Sanpower Group, the Chinese conglomerate with a portfolio that spans IT, finance, media, real estate and retail, is in advanced talks with House of Fraser, although the British department store retailer continues to lay the groundwork for an initial public offering.
This story first appeared in the March 31, 2014 issue of WWD. Subscribe Today.
Sanpower is said to have tabled a bid that values HoF at 450 million pounds, or $750 million at current exchange. The retailer has 61 stores in the U.K. and Ireland and annual sales of 1.2 billion pounds, or $2 billion.
A House of Fraser spokeswoman declined to comment on the news.
However, an industry source said that conversations between the two parties are “advanced, although nothing has been signed,” and added that a deal could happen very soon. The source stressed that an IPO could still be in the cards.
Sanpower is based in Nanjing, China, and run by its fouder, Yuan Yafei. It has two publicly listed subsidiaries, including Nanjing Xinjiekou Department Store Co. Ltd., which sells general merchandise including clothing. Its other holdings include China Newsweek and China Business Times. According to its Web site, the group owns or controls more than 100 companies and has a workforce of nearly 30,000.
Although House of Fraser has never actually confirmed its future plans, it is no secret in Britain that the retailer has been pursuing a dual-track strategy of readying for an IPO, and holding talks with potential buyers at the same time. Earlier this year, advanced talks with Galeries Lafayette broke down, and industry sources said an IPO was on track for this summer, with Rothschild handling the process.
Last December, sources told WWD that House of Fraser was looking for an enterprise value of up to 450 million pounds, and that both options — IPO or sale — were attractive. Sources earlier this year said a bid from a Chinese company was possible, although noticing it had been tabled at that point. The Chinese see the potential to expand House of Fraser into China and also to have HoF advise Sanpower on how to upgrade its Chinese department stores.
News of the current talks was first reported on Sunday by The Sunday Times of London.
As reported, House of Fraser has been seeking to rationalize its fragmented shareholder base and seek new, strategic investors that will add value to the business and help it evolve as a multichannel retailer. The chain is looking to leverage its retail network and name abroad.
House of Fraser has also built up a successful e-commerce business, houseoffraser.co.uk and a houseoffraser.com concept store, a mobile Web site and mobile app, while click-and-collect has become a rapidly expanding distribution channel.
House of Fraser, which stocks fashion brands including Michael Kors, Tommy Hilfiger, Kenneth Cole, Alice by Temperley and Phase Eight, as well as Hermès, Gucci and other luxury labels in some of its flagships, has a broad shareholder base. Its chairman is Don McCarthy and his family holds nearly 20 percent of the company’s shares.

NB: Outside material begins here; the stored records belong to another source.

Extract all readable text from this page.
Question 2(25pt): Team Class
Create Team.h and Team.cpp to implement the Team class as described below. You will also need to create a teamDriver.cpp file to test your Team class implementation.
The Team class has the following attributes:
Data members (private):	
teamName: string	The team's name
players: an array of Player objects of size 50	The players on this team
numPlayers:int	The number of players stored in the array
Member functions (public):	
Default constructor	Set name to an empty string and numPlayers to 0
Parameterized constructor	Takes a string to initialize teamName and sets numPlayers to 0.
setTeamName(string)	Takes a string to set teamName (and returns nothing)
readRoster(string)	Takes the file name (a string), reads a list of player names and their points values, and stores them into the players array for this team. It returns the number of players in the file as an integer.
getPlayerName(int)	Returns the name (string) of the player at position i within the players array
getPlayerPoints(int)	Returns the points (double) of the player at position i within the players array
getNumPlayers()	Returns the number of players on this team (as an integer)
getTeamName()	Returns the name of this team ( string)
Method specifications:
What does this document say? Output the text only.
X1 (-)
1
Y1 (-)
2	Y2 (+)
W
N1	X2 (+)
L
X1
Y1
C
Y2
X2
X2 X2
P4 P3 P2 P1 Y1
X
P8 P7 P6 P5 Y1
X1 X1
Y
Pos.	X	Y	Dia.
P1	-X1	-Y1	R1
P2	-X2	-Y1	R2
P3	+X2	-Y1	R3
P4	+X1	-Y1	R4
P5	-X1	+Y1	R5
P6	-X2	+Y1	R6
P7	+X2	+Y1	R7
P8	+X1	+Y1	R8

The management team is led by chief executive officer John King, who has turned the chain around and pushed hard into the digital space.
Around 49 percent of shares are still held by representatives of the failed Icelandic banks linked to HoF’s former owner Baugur, which went bust during the financial crisis. Other shareholders include British retailers Sir Tom Hunter and Kevin Stanford and Lloyds Bank.
If a deal were to go through, HoF would be the latest in a string of British fashion brands to be purchased by the Chinese. Two years ago, the Hong Kong-based YGM Trading, owner of Guy Laroche, purchased Aquascutum.
That same year Trinity Ltd., part of the Li & Fung Group, bought the Savile Row tailor Gieves & Hawkes in a deal valuing that company at $95.3 million. Trinity Ltd. also owns the British brand Kent & Curwen.
Last September, Fung Capital, the Hong Kong-based Fung family’s private investment vehicle that owns Hardy Amies and other luxury brands, purchased the Savile Row tailor Kilgour for an undisclosed sum.